Si dice che Chabrol, una volta penetrato nella patina che l’ avvolge, scavi nel cuore della borghesia. Che guardi oltre al guscio per scovare in profondità. Eppure, lungi dal fare del mero psicologismo, il suo occhio è impietosamente distante, freddo, difficilmente empatico con la materia. Come se non fosse la profondità, ma la superficie ad interessare il suo cinema. Di un behaviourismo prossimo all’entomologia, lascia che i suoi personaggi si delineino da sé, elude lo svisceramento a tavolino di motivazioni ed antefatti, salvo ricorrervi per depistare, con verità urlate quanto scricchiolanti. Annichilisce ogni tentativo di semplificazione, permette alle contraddizioni di coesistere, sotto lo stereotipo cela abissi tanto più feroci quanto non detti: fonde e confonde calcolo e sentimento, nasconde i perché, pone l’alone dell’incertezza sull’entità delle radici. Ciò che si percepisce è Gabrielle come pedina di un gioco che può solo subire[1]. E noi con lei. Coupée en deux: divisa fra due uomini, certo, ma dilaniata soprattutto tra la propria essenza di soggetto e quella di mero oggetto (sessuale e narcisistico per Charles, follemente strategico per Paul). Noir in superficie, dove la menzogna è l’unica verità: a Chabrol non rimane che registrare il teatrino delle false apparenze, giocando disilluso il medesimo gioco, sviando lo spettatore con gratuite insistenze su inutili (a posteriori) dettagli, con sottolineature musicali fuori luogo, con un incipit che sa di tragedia, ma che sfocia nella rassegnazione di un male gretto quanto nascosto nelle logiche meschine e inaccessibili del potere. Attriti stilistici ludici e ironici, in perfetta armonia, però, con la dissacrante e amara vena di sdegno che pervade il film. Momenti disarmanti: l’irrompere del linguaggio televisivo nella sobria eleganza del film, Paul che viene intimato da Frank a seguirlo in macchina (sintomo superficiale di un rapporto ambiguo che Chabrol affoga nella reticenza), Charles che giustifica l’impossibilità di lasciare la moglie con un “Non posso rimproverarle nulla”, la serata di beneficenza che dà luogo all’assassinio. L’ elenco è, a forza, difettoso. Come comunque difettoso sarebbe il carico di aggettivi cui bisognerebbe ricorrere nel tessere gli elogi del reparto attoriale, senza eccezione alcuna. Più comodo soprassedere.

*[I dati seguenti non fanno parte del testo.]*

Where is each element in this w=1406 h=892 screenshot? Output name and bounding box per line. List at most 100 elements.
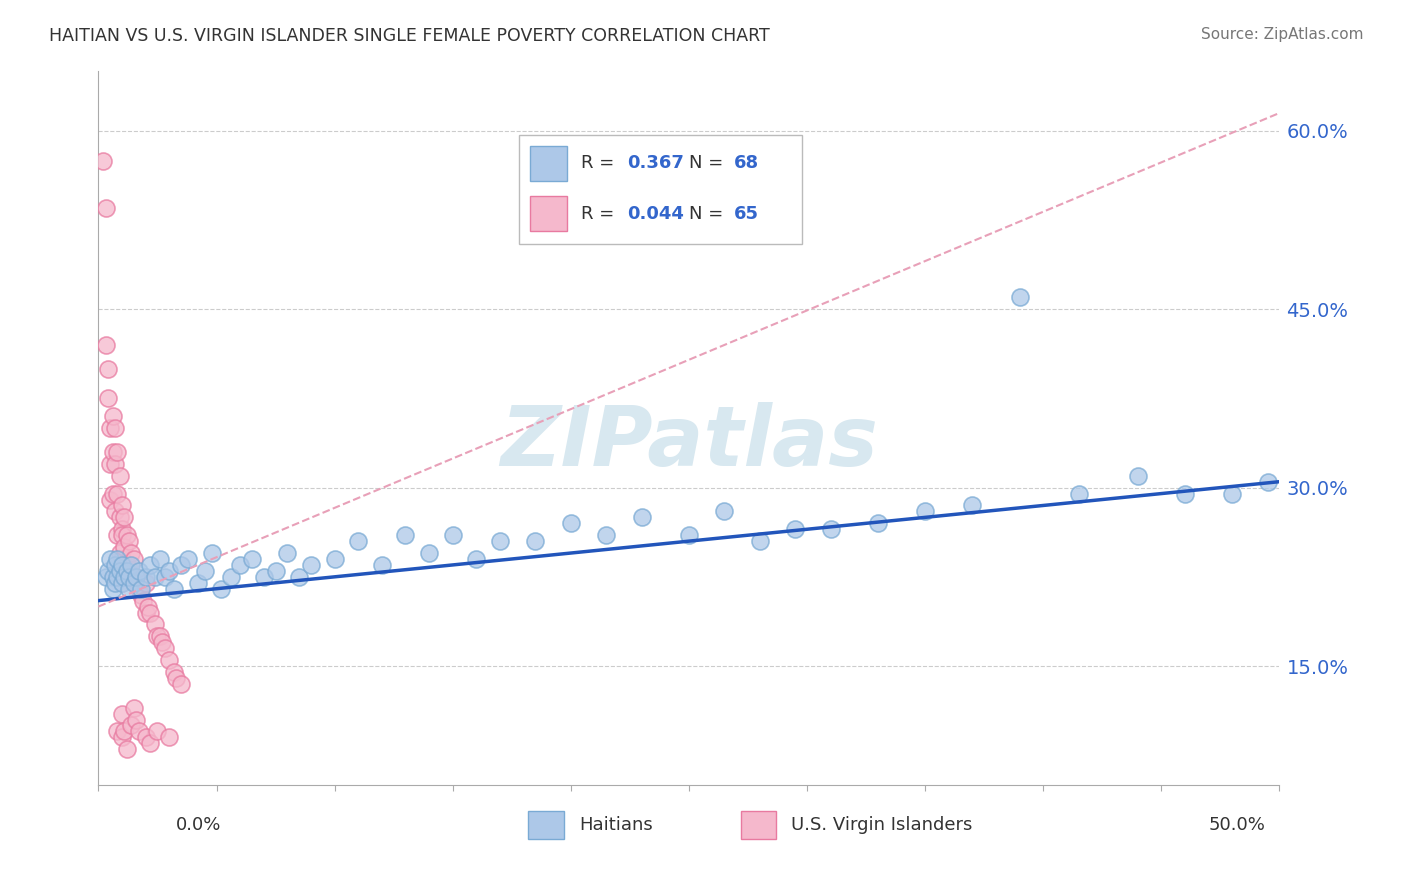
Point <box>139 558 162 572</box>
Point <box>288 570 311 584</box>
Point <box>785 522 807 536</box>
Point <box>194 564 217 578</box>
Point <box>128 582 150 596</box>
Point <box>105 552 128 566</box>
Point <box>1220 486 1243 500</box>
Point <box>524 534 547 549</box>
Point <box>118 570 141 584</box>
Point <box>111 706 134 721</box>
Point <box>153 641 176 656</box>
Point <box>125 570 148 584</box>
Point <box>1008 290 1031 304</box>
Point <box>105 528 128 542</box>
Point <box>135 570 157 584</box>
Point <box>101 445 124 459</box>
Point <box>101 486 124 500</box>
Point <box>98 492 121 507</box>
Point <box>115 528 138 542</box>
Text: Haitians: Haitians <box>579 816 652 834</box>
Point <box>1174 486 1197 500</box>
Point <box>125 570 148 584</box>
Point <box>441 528 464 542</box>
Point <box>264 564 287 578</box>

[1] la sua visita rifiutata da Paul e il silenzio di Chabrol sugli antefatti del rapporto tra Paul e Charles minano seriamente, agli occhi dello spettatore, la purezza del sentimento che unisce il personaggio di Magimel a quello di Saigner, in favore di una lettura differente: Gabrielle potrebbe essere il pretesto individuato da Paul per saldare un fantomatico conto con Charles.